1.1 The Wilderness is Where God Works
We are tired, tired of life, and perhaps if we are going to be really honest, we might even admit that we can be weary of Church, and tired of each other as we move from one struggle to another. Yet, the beginning of John the Baptist’s work, and every page of Scripture where we see that this is the place where God appears, and where God works, that these are the places the Gospel take root, lives are transformed, and the Kingdom of Christ advances. These are the places where Advent begins and moves out, not in comfort nor in palaces but in the places and among the people that the world would rather write off. Advent as a season, the ministry of John the Baptist and the place where John the Baptist begins to minister should show us that God will and can work among us, bring hope to us and through us, and work out from us to dispel the darkness of our streets if we choose to trust the Spirit and get on with the work of our Advent. Why? Because God will bring Renewal and hope often in the places where we think nothing can happen, God will build His Kingdom through the people whom the world thinks can achieve nothing. Not because they are special, but because they are willing – people like me and you, and as we think about John the Baptist as the one who prepared the ground for the first coming of Christ in this Advent season we should see ourselves in him, not in his power or charisma, but in his mission and work of preparation: because in our movement out from this building in the street around us everyday we are preparing the ground for the second coming of Christ and readying the soil for the work of Renewal that only God can do. God is speaking in the Wilderness of our community, to the pain that marks our streets, he is speaking the hope of the Gospel as the power that will dispel darkness.

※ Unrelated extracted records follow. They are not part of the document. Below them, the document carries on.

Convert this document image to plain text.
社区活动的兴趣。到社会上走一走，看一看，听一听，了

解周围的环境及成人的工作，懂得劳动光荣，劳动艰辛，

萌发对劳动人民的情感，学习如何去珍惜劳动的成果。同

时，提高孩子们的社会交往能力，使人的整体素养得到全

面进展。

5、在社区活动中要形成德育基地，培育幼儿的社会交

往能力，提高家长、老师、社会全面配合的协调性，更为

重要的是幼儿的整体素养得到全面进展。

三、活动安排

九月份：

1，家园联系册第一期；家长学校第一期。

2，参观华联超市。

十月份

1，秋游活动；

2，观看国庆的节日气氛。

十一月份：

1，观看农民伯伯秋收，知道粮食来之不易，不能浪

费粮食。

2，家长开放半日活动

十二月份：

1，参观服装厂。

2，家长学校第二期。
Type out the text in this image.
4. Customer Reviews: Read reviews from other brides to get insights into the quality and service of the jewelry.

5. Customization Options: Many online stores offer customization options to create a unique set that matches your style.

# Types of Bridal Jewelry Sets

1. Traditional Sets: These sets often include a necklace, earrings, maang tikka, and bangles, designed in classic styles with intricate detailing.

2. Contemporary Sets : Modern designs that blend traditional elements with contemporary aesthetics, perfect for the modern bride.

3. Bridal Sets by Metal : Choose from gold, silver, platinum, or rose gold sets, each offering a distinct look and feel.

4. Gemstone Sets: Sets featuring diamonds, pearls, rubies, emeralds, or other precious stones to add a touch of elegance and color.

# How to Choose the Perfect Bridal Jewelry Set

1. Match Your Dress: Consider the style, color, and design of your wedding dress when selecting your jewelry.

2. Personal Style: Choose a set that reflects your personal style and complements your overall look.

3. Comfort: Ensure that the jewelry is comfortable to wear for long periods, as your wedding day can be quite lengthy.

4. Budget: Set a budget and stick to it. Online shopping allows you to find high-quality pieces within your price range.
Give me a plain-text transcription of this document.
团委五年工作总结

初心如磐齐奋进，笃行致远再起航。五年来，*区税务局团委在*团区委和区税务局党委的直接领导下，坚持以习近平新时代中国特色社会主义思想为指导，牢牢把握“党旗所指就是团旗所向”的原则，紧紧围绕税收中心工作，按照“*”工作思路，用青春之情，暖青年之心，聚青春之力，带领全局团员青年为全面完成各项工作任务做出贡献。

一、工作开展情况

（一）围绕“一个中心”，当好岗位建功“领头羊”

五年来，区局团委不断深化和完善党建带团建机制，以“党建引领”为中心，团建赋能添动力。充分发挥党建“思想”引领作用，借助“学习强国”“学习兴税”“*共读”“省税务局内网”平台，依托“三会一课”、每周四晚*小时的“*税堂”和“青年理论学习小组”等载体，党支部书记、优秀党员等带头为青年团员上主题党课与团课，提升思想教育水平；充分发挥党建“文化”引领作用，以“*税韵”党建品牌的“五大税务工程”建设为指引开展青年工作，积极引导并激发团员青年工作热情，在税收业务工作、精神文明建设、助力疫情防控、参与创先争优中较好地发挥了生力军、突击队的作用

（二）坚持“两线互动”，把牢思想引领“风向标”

1.2 How is God Speaking into This Wilderness
How is he speaking? Through Christ’s Body, through our friends and us in places like Jennymouth, Alexandra, Seaview, Jesus Saves… All those hwo are faithful to him, he will work in and through to dispel the darkness of hopelessness that marks our streets: And, if we are being honest with ourselves, if we are willing listen then perhaps we might for the first time be willing to hear God speak to the hidden wildernesses of our own hearts and life the power of his live, the hope of the Gospel, the wonder of his Mercy and our call to be the Renewal and hope that our city needs. How might we do this work of preparation in our day and age? By the means of Grace that have always been the: Preaching, Sacraments, and movement. Like John the Baptist we preach the Gospel and let the Word do the work; like John we administer the sacraments of Baptism and the Lord’s supper not as acts of religious routine but as symbols of repentance and Grace: and like John here we join in the movement of the Kingdom that does not wait for need or hopelessness but takes stock of the darkness and then pushes it back with Gospel words and deeds so that the hope of Christ is brought as the ground is prepared for his coming. Why? Because this was always the way God intended to work, that is why Luke quotes from Isaiah about the one in the Wilderness. John Came, Jesus fulfilled, and the baton has been passed so that in our Wilderness, “And all people will see God’s salvation.”
2. Prepare the Way: Repent and Bear Fruit (vv 7–14)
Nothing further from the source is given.